A cantora e influenciadora digital Ana da Silva Miguel, conhecida por Neth Nahara, é o mais recente caso de condenação pelo crime de "ultraje ao Estado" em Angola.

É uma figura pública envolvida em várias polémicas, incluindo por ter invadido a casa do ex-governador de Luanda e ministro das Obras Públicas, Higino Carneiro, que acusou de lhe ter transmitido HIV. O político desmentiu as acusações e divulgou um teste negativo da doença.

No sábado passado (12.08), Neth Nahara publicou um vídeo em que criticava o Presidente angolano, João Lourenço: "Se você continuar assim, não vão fazer tômbola como fizeram no Savimbi e Kadafi. Você mesmo é que irá lá. Os teus amigos não te vão acudir porque eles são falsos", disse a influenciadora digital.

O Serviço de Investigação Criminal (SIC) não gostou. Neth Nahara foi detida e julgada sumariamente na segunda-feira. O Tribunal da Comarca de Luanda considerou o crime como "provado" e condenou-a a seis meses de prisão efetiva.

Angola Luanda | Justizpalast
Advogado da influenciadora digital Neth Nahara diz que não foram reunidos pressupostos para o julgamentoFoto: Braima Daramé/DW

Defesa diz que vai recorrer

Para o advogado de defesa da cantora, Francisco Muteka, "não foi feita justiça". Por isso, pondera recorrer da sentença.

De acordo com Muteka, "não se verificaram pressupostos quer do flagrante delito quer para o julgamento sumário, tal como manda a lei". "Nestes termos", continua o advogado, "o processo pode ser nulo pelo facto de não se ter cumprido esse ritualismo jurídico".

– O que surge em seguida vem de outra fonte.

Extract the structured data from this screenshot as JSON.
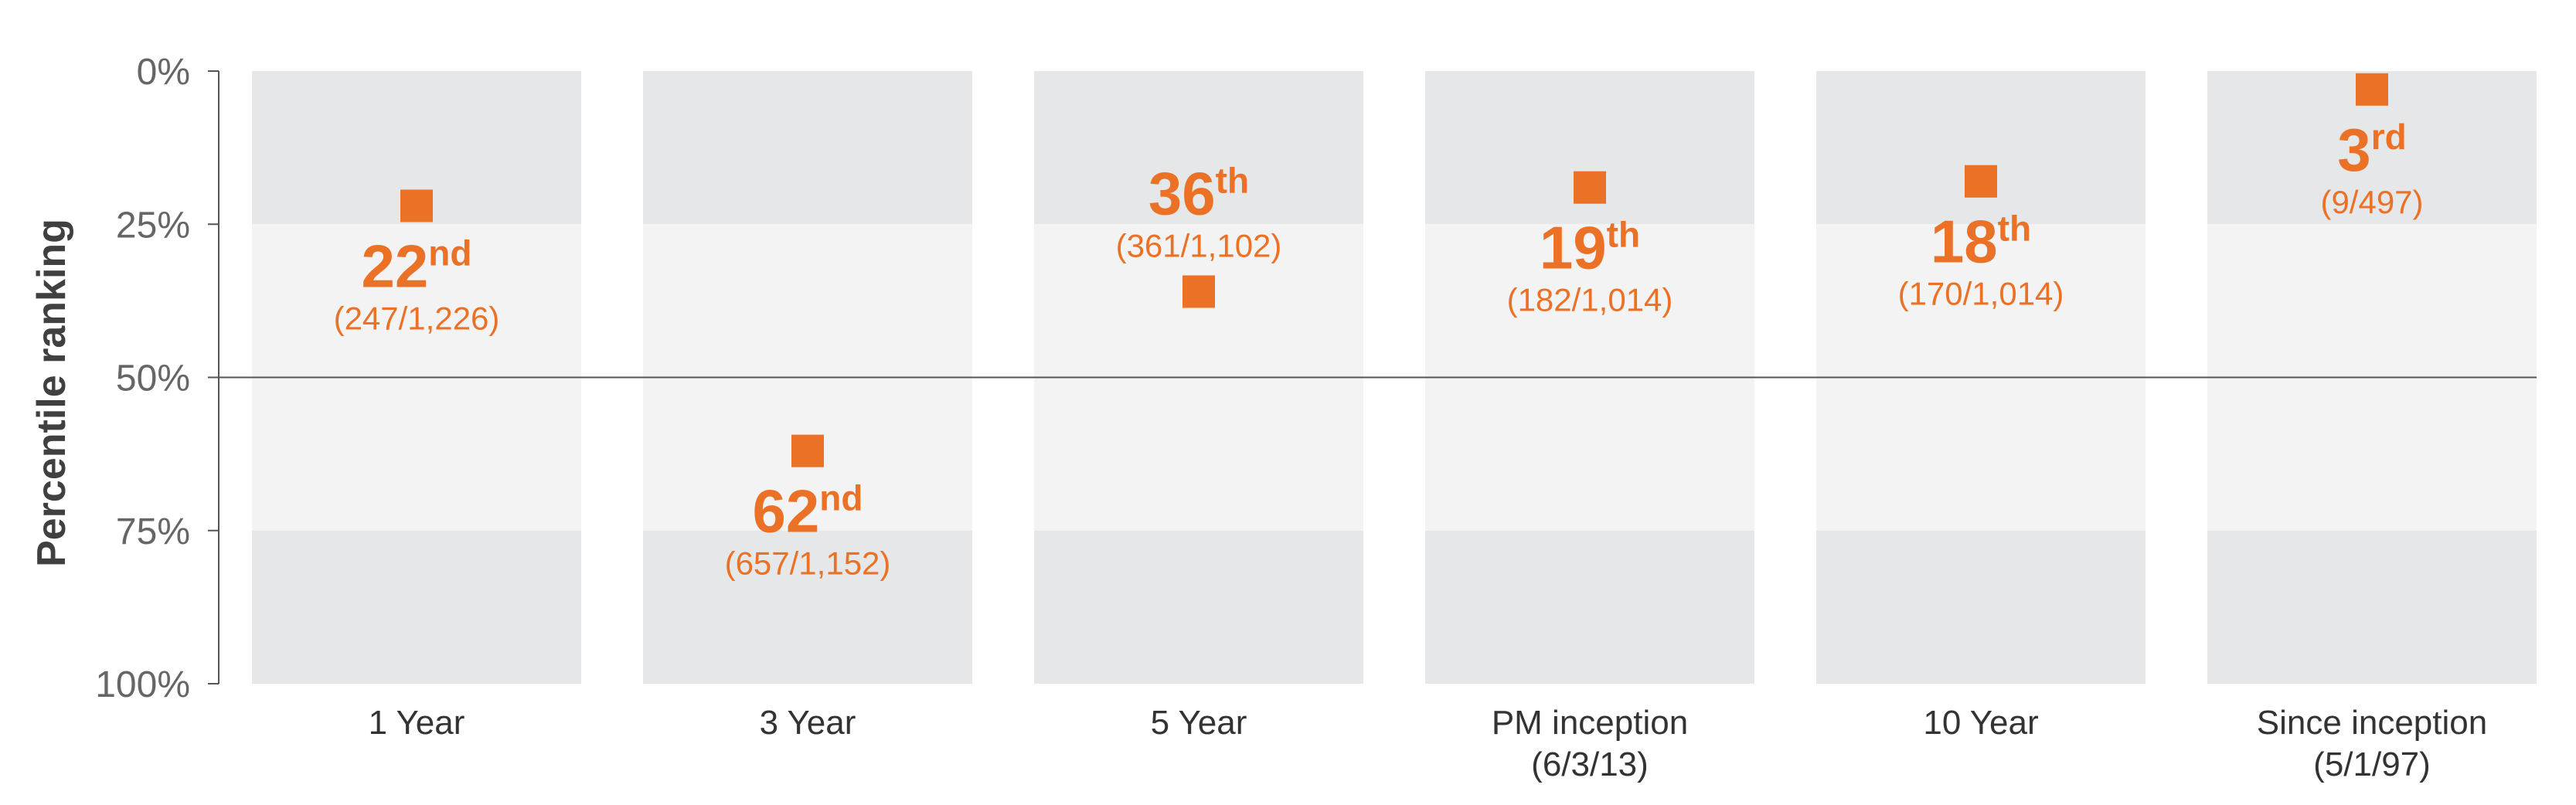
{
  "colors": {
    "marker": "#EA7125",
    "band_dark": "#E6E7E8",
    "band_light": "#F3F3F3",
    "axis": "#555555",
    "tick_text": "#666666"
  },
  "chart_data": {
    "type": "scatter",
    "ylabel": "Percentile ranking",
    "xlabel": "",
    "title": "",
    "y_axis": {
      "range": [
        0,
        100
      ],
      "inverted": true,
      "ticks": [
        0,
        25,
        50,
        75,
        100
      ],
      "tick_labels": [
        "0%",
        "25%",
        "50%",
        "75%",
        "100%"
      ],
      "reference_line": 50
    },
    "quartile_bands": [
      {
        "from": 0,
        "to": 25,
        "shade": "dark"
      },
      {
        "from": 25,
        "to": 75,
        "shade": "light"
      },
      {
        "from": 75,
        "to": 100,
        "shade": "dark"
      }
    ],
    "categories": [
      {
        "label": [
          "1 Year"
        ],
        "percentile": 22,
        "rank_number": "22",
        "rank_suffix": "nd",
        "detail": "(247/1,226)",
        "label_position": "below"
      },
      {
        "label": [
          "3 Year"
        ],
        "percentile": 62,
        "rank_number": "62",
        "rank_suffix": "nd",
        "detail": "(657/1,152)",
        "label_position": "below"
      },
      {
        "label": [
          "5 Year"
        ],
        "percentile": 36,
        "rank_number": "36",
        "rank_suffix": "th",
        "detail": "(361/1,102)",
        "label_position": "above"
      },
      {
        "label": [
          "PM inception",
          "(6/3/13)"
        ],
        "percentile": 19,
        "rank_number": "19",
        "rank_suffix": "th",
        "detail": "(182/1,014)",
        "label_position": "below"
      },
      {
        "label": [
          "10 Year"
        ],
        "percentile": 18,
        "rank_number": "18",
        "rank_suffix": "th",
        "detail": "(170/1,014)",
        "label_position": "below"
      },
      {
        "label": [
          "Since inception",
          "(5/1/97)"
        ],
        "percentile": 3,
        "rank_number": "3",
        "rank_suffix": "rd",
        "detail": "(9/497)",
        "label_position": "below"
      }
    ]
  }
}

Em tribunal, a cantora reconheceu o teor ofensivo do vídeo. Referiu, no entanto, que, se houve ultraje ao Estado e ao Presidente da República, não era sua intenção.

O que é "ultraje ao Estado", afinal?

O Código Penal angolano é pouco claro quanto à definição do "ultraje ao Estado". O artigo 333 diz apenas que são ofensas à República de Angola ou aos órgãos de soberania "por palavras, imagens, escritos, desenhos ou sons". O espaço para interpretação é grande.

Isso acarreta um problema, explica o jurista Agostinho Canando: a tipificação de "ultraje ao Estado" como crime pode inibir o exercício dos direitos e liberdades dos cidadãos.

"Porque impede algumas pessoas críticas, até certo modo extremistas nas suas posições, de falarem aquilo que pensam, de exprimir tal e qual pensaram", considera Canando.

Tanaice Neutro | angolanischer Aktivist
"Tanaice Neutro" foi libertado em junho após mais de um ano detido pelo crime de "ultraje ao Estado"Foto: Borralho Ndomba/DW

Outras condenações

Em 2021, o cantor e ativista Gilson da Silva Moreira, conhecido como "Tanaece Neutro" foi condenado pelo Tribunal da Comarca de Luanda por chamar nomes ao Presidente da República. A organização de defesa dos direitos humanos Amnistia Internacional considerou que "Tanaece" estava no pleno uso do seu direito à liberdade de expressão.

Há igualmente registo de acusações de "ultraje ao Estado" contra outros indivíduos, incluindo o ativista Luther Campos, embora ele tenha sido absolvido dessa acusação.

O jurista Agostinho Canando afirma que há limites para o crime de "ultraje ao Estado".

"Sabemos todos nós que é preciso haver um certo respeito à figura do Presidente da República e outros órgãos de soberania, assim como se deve ter a todas as restantes pessoas na República de Angola. Então, eu acho que não se devia colocar este crime, porque vai coartar os direitos, liberdades e garantias dos cidadãos", conclui.